Data Validator

Description

Data validation is typically used to make sure that incoming data has a certain quality.  Validation can occur for various reasons, for example if you suspect the incoming data doesn't have good quality or simply because you have a certain SLA in place.
The Data Validator step allows you to define simple rules to describe what the data in a field should look like.  This can be a value range, a distinct list of values or data lengths.

This step allows for an unlimited amount of validation rules to be applied in a single step on the incoming data.

Version

This step was introduced in version 3.1.0-M1 of Pentaho Data Integration.

Options

Option

Description

Step name

The name that uniquely identifies the step.

Name of field to validate

The name of the field to validate

Error code

The error code to pass to error handling for this validation rule. (overrides the default)

Error description

The error description to pass to error handling for this validation rule. (overrides the default)

Type

  • Verify data type? :  Check this if you want to specify a certain data type to match.
  • Data type : specify the data type of the data specified in this dialog or the data type to verify
  • Conversion mask : the mask to use to convert the data specified in this validation rule
  • Decimal symbol: the decimal symbol to use to convert the data specified in this validation rule

Data

This block of information contains the actual bulk of the validation rule

  • Null allowed? :  Disable this option if you don't want to allow null values in the data for the selected field.
  • Max string length : Verify the length of the string-form of the data of the selected field, make sure it's shorter than or as long as the length specified here.
  • Min string length : Verify the length of the string-form of the data of the selected field, make sure it's longer than or as long as the length specified here.
  • Maximum value : Verify the data of the selected field and see if it's not higher than the maximum value specified here.
  • Minimum value : Verify the data of the selected field and see if it's not lower than the minimum value specified here.
  • Expected start string : the string value of the value we validate needs to start with this value (when specified)
  • Expected end string : : the string value of the value we validate needs to end with this value (when specified)
  • Regular expression expected to match : the string value of the value we validate needs to match this regular expression (when specified)
  • Regular expression not allowed to match : the string value of the value we validate is not allowed to match this regular expression (when specified)
  • Allowed values : Make sure that the data of the selected field is only one of the values in the list.
    You can use the buttons to the right to add or remove values from the list.
  • Read allowed values from another step? : enable this option to source the data from another step in the transformation. 
    This effectively removes the need to hard code allowed values.  You can now store them in a database table or a file somewhere.
    You also need to specify the step and field to read from if this option is selected.
    IMPORTANT : For every validation that sources data you need to specify a different step to read from.

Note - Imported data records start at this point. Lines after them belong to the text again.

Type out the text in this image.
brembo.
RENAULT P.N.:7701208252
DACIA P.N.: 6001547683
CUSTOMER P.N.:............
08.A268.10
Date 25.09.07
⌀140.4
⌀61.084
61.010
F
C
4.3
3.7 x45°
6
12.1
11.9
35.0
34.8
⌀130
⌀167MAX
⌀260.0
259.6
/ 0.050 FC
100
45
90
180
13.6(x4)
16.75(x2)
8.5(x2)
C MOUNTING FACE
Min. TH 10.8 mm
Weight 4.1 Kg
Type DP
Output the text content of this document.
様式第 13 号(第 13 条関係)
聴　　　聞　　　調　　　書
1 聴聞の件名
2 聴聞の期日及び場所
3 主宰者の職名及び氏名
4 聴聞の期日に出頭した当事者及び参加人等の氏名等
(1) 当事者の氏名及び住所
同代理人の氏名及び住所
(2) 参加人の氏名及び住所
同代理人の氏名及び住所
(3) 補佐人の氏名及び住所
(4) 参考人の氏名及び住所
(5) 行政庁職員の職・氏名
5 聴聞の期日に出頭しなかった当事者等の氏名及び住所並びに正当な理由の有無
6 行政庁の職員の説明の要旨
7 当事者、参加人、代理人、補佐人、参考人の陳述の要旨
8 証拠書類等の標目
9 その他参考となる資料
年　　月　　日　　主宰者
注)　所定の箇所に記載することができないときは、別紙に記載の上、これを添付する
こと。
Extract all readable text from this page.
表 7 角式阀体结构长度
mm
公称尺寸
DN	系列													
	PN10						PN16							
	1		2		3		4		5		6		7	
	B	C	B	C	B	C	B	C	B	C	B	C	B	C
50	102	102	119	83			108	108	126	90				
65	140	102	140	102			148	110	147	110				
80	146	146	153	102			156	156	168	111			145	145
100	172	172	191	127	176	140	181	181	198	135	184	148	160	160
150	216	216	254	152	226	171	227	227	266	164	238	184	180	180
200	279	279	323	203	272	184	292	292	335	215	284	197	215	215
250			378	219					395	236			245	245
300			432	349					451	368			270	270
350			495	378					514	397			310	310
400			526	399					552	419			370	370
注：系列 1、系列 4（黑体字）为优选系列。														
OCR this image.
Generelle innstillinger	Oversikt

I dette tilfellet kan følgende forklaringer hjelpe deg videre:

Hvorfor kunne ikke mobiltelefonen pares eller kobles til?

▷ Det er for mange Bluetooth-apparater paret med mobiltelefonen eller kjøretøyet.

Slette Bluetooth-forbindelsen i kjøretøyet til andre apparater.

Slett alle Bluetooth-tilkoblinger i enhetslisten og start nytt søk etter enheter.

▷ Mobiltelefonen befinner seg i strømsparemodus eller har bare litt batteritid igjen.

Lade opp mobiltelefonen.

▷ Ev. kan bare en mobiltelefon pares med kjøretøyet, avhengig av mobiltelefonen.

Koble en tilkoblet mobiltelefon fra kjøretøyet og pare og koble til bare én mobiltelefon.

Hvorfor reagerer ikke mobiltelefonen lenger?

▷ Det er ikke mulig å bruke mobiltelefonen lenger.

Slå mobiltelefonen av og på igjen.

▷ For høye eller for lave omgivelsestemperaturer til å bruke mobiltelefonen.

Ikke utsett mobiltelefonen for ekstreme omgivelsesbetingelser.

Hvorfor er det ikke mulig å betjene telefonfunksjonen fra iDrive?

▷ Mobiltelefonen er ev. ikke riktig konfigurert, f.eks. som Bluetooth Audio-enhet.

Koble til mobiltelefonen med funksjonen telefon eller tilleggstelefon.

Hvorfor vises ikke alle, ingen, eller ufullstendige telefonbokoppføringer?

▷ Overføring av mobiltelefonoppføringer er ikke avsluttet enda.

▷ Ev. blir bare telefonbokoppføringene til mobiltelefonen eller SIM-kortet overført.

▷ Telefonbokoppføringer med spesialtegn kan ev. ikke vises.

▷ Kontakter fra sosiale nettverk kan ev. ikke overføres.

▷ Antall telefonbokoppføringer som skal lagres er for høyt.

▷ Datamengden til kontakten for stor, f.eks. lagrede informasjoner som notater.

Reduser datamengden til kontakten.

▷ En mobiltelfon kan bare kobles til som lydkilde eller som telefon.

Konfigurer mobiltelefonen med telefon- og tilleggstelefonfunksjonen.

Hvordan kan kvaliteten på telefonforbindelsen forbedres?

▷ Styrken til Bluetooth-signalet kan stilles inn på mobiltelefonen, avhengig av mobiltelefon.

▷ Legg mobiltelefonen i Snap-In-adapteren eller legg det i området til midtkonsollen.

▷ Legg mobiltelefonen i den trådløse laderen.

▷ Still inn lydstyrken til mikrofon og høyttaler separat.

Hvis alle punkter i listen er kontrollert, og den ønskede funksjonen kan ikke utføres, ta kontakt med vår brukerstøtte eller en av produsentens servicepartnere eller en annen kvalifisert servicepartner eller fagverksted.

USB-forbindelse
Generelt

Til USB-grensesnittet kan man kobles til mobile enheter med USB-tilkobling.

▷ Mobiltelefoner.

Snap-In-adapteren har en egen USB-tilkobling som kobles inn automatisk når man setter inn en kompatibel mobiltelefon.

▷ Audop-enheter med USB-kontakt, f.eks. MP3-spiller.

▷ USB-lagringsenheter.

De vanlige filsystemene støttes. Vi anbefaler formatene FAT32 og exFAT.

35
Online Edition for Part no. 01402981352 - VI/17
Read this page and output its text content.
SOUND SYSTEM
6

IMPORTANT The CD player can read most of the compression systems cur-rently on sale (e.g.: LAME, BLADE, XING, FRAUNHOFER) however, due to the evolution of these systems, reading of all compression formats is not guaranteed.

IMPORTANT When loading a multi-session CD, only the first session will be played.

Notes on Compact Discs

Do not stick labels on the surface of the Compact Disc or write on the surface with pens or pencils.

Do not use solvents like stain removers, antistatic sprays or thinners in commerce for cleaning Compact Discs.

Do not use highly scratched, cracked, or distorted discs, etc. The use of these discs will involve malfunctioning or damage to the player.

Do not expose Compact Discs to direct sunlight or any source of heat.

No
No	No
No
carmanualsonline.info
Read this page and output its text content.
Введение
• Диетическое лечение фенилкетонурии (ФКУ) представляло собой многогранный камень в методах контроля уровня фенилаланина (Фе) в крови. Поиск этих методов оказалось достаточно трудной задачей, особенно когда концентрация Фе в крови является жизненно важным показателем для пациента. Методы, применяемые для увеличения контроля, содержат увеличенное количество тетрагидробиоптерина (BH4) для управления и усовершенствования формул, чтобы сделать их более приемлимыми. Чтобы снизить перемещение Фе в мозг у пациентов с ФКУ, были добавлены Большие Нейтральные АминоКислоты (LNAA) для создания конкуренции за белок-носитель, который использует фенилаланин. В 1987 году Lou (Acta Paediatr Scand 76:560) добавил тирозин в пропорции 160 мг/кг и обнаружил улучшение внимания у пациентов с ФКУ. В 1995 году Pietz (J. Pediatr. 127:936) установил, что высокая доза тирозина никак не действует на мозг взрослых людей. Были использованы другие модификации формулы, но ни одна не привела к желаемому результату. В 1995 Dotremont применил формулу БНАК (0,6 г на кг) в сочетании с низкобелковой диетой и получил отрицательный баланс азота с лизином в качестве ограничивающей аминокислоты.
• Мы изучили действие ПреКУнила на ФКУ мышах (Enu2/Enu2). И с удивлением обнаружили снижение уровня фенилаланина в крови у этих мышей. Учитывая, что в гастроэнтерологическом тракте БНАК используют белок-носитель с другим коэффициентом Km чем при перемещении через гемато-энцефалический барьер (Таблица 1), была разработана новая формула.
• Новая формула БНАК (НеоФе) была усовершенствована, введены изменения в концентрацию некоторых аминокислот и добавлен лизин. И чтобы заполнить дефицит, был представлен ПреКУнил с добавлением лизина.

Error Handling and Samples

This step supports error handling.  As such, it is possible to pass the rows that don't validate in this step to a separate step.
For example, see this transformation:

samples/transformations/Data Validator - validate data against external reference data.ktr
samples/transformations/Data Validator - all usecases with error handling.ktr


You can configure error handling by right clicking on the Data Validator step. See also the users guide over here: Transformation steps.

Metadata Injection Support (7.x and later)

All fields of this step support metadata injection. You can use this step with ETL Metadata Injection to pass metadata to your transformation at runtime.